I also try the following model. There is one parameter: \theta \in \{0,1\}. If \theta = 0, my model is the same as the second model you propose, in which the description length is always N. If \theta = 1, my distribution P(\cdot|\theta = 1) is a delta distribution at x_0. Our prior for \theta will be uniform.

For this model, the description length of any string is N+1 (with the one extra bit given for encoding the value of \theta), except for x_0, which has description length 1. This model, unsurprisingly, beats all of my other more sophisticated models.

I think this model corresponds to an encoding that is just as explicit as the ones you gave. In practice, when encoding a string x, the encoding could be 0 if x=x_0, and otherwise the encoding would be a 1 followed by the N bits necessary to encode x directly.

Somewhere I have made an illegal move. I think the options are as follows:

  1. We add a restriction that the model cannot be data-dependent. This seems difficult to enforce, since “data-dependent” is not defined if the “data” in question is a fixed string x_0. Indeed, I could argue that I simply find it highly likely to come across the complete works of Shakespeare. (The model I proposed is particularly brazen, but we could imagine softer examples where I post-hoc make reasonable-sounding modeling decisions that favor x_0 to give it a shorter description length.)
  2. We say that the model is cheating because I am mathematically required to expose x_0 as a parameter. I don’t see a way to mathematically enforce this either, since x_0 is a fixed string.
  3. We make a judgement call that the model is cheating because it is dishonest that I have not exposed x_0 as a parameter. I think this option is perfectly valid.
  4. We notice that the resulting explicit program is very long, since it contains a copy of x_0. We declare that the code itself must be included in the description length. I think this is a valid choice, though it raises other issues: the length of the decoding program will depend on the underlying universal Turing machine.

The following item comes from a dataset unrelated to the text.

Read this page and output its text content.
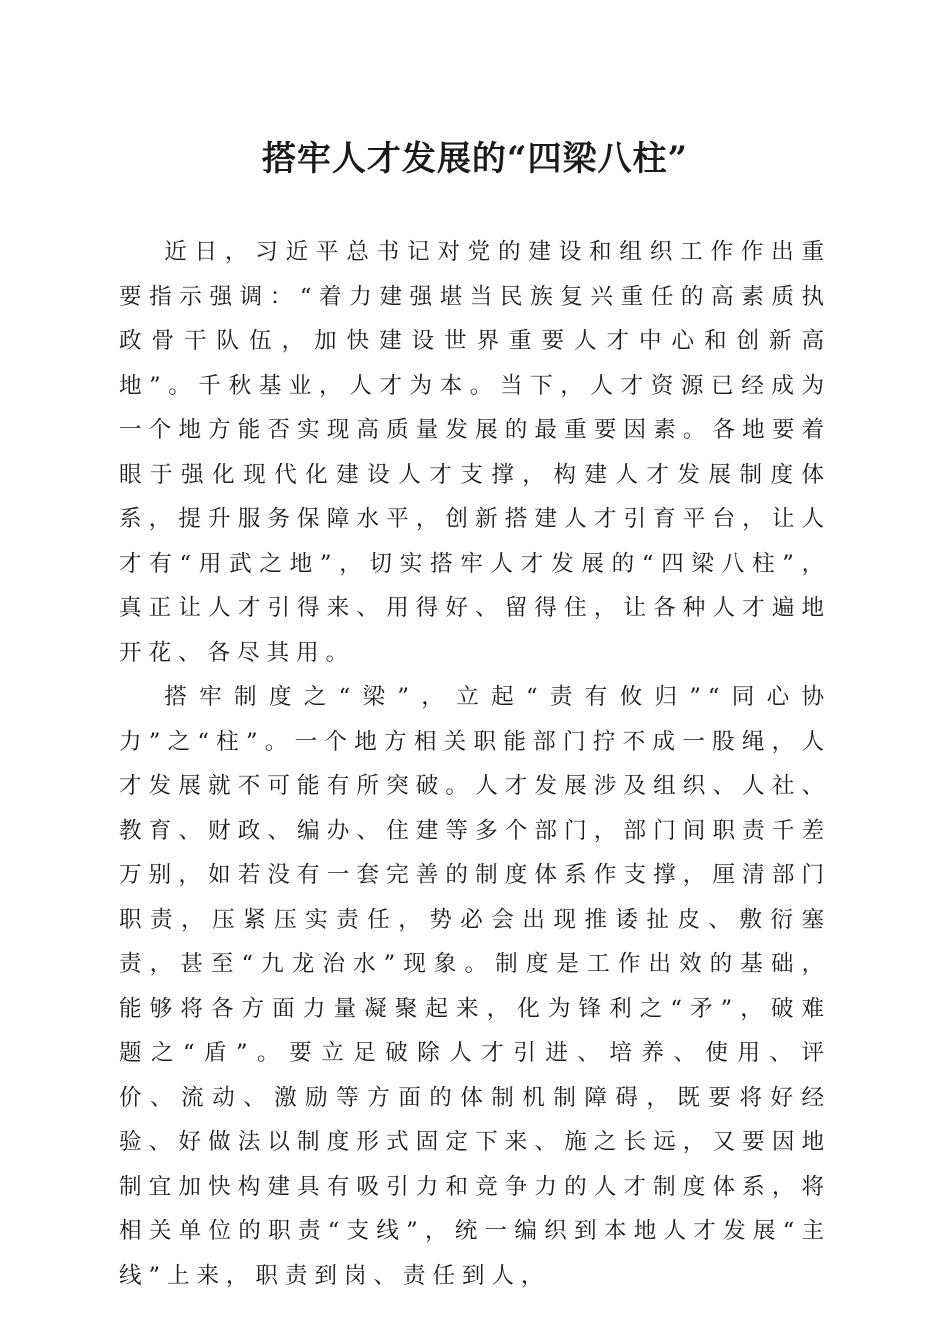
搭牢人才发展的“四梁八柱”

近日，习近平总书记对党的建设和组织工作作出重要指示强调：“着力建强堪当民族复兴重任的高素质执政骨干队伍，加快建设世界重要人才中心和创新高地”。千秋基业，人才为本。当下，人才资源已经成为一个地方能否实现高质量发展的最重要因素。各地要着眼于强化现代化建设人才支撑，构建人才发展制度体系，提升服务保障水平，创新搭建人才引育平台，让人才有“用武之地”，切实搭牢人才发展的“四梁八柱”，真正让人才引得来、用得好、留得住，让各种人才遍地开花、各尽其用。

搭牢制度之“梁”，立起“责有攸归”“同心协力”之“柱”。一个地方相关职能部门拧不成一股绳，人才发展就不可能有所突破。人才发展涉及组织、人社、教育、财政、编办、住建等多个部门，部门间职责千差万别，如若没有一套完善的制度体系作支撑，厘清部门职责，压紧压实责任，势必会出现推诿扯皮、敷衍塞责，甚至“九龙治水”现象。制度是工作出效的基础，能够将各方面力量凝聚起来，化为锋利之“矛”，破难题之“盾”。要立足破除人才引进、培养、使用、评价、流动、激励等方面的体制机制障碍，既要将好经验、好做法以制度形式固定下来、施之长远，又要因地制宜加快构建具有吸引力和竞争力的人才制度体系，将相关单位的职责“支线”，统一编织到本地人才发展“主线”上来，职责到岗、责任到人，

What are your thoughts on the options?

I feel I’m repeating myself, and we’re running around in circles.

The correct answer is point 4 — the concrete encoding is not a subjective judgment call, it’s the mathematical definition of the description length. The Turing machine problem is an non-issue, due to the invariance I described already: translating an encoding from one machine to another just adds an unimportant data-independent constant to the description length. If we compare all our models using a specific Turing machine T1, once we move to T2 our comparisons remain exactly the same. If you want to include in the comparison the best Turing machine for some data, this just becomes part of the encoding (and the generative model).

Maybe at this point it would be more productive to open a book on information theory (I recommend Cover and Thomas) and the works on MDL from Grünwald cited in the post above.

Thanks for clarifying. I think this is where we disagree: I don’t think it follows from your argument that we can brush aside the underlying UTM. The argument you gave provides upper bounds on the lengths of programs in one UTM given their lengths in another, but it does not preclude much shorter implementations.

One can easily imagine a (highly unusual) programming language in which my “cheat” decoding program is short, while the more reasonable programs we’ve been discussing are necessarily long. Writing our decoding programs in such a language would surely shuffle the results, putting the “cheat” model on top. This shows that the underlying UTM does matter for the rankings.

However, I expect the UTM does not matter much in practice. It’s probably rare to get such examples using popular general-purpose programming languages. One could select a popular language and start placing models on the kind of scale that appears in Figure 1, and I expect one could rest assured that the choice of language was unlikely to matter.

Also, if you feel the conversation is unproductive, feel free to hop out. Either way, thank you again for your time!

Yes, it does preclude exactly that. For two Turing machines u and v, and the same string s of arbitrary length N, we have that |K_u(s) - K_v(s)| < c_{u,v}, where K_u(s) is the encoding using machine u, and c_{u,v}=O(1) is a CONSTANT that is independent of N. One can be pedantic and make this constant large in absolute terms, but never asymptotically.

That constant c_{u,v} can never be significantly large without including a random string in the specification of either u or v.

You already made this point before. Besides what I said above, that whatever difference between languages will amount only to a constant, please try to understand also the following point. It is impossible to define a Turing machine that outputs a large random string, without including that string in its specification. Turing machines do not exist in a vacuum. You have to specify what are the operations, the states, and the outputs. For the purpose of computing description lengths, it only makes sense to talk about specifications that themselves have size O(1), while the data can have any size.

It is one of the most fundamental theorems of information theory that it is impossible to compress a random string of N bits, using whatever method, even crafting specific Turing machines. (That’s pretty much the definition of a random string.)

It’s not a matter of practice, or popular programming languages, it’s just theory. The statements I’m making are fundamental in algorithmic information theory, and can be made rigorous. I’m trying to give the gist, but I don’t believe I will convince you without giving a full blown lecture.

Let’s please stop this interchange here since I don’t think it makes sense to go much further, and it’s just polluting the comment section.

I apologize for the pollution.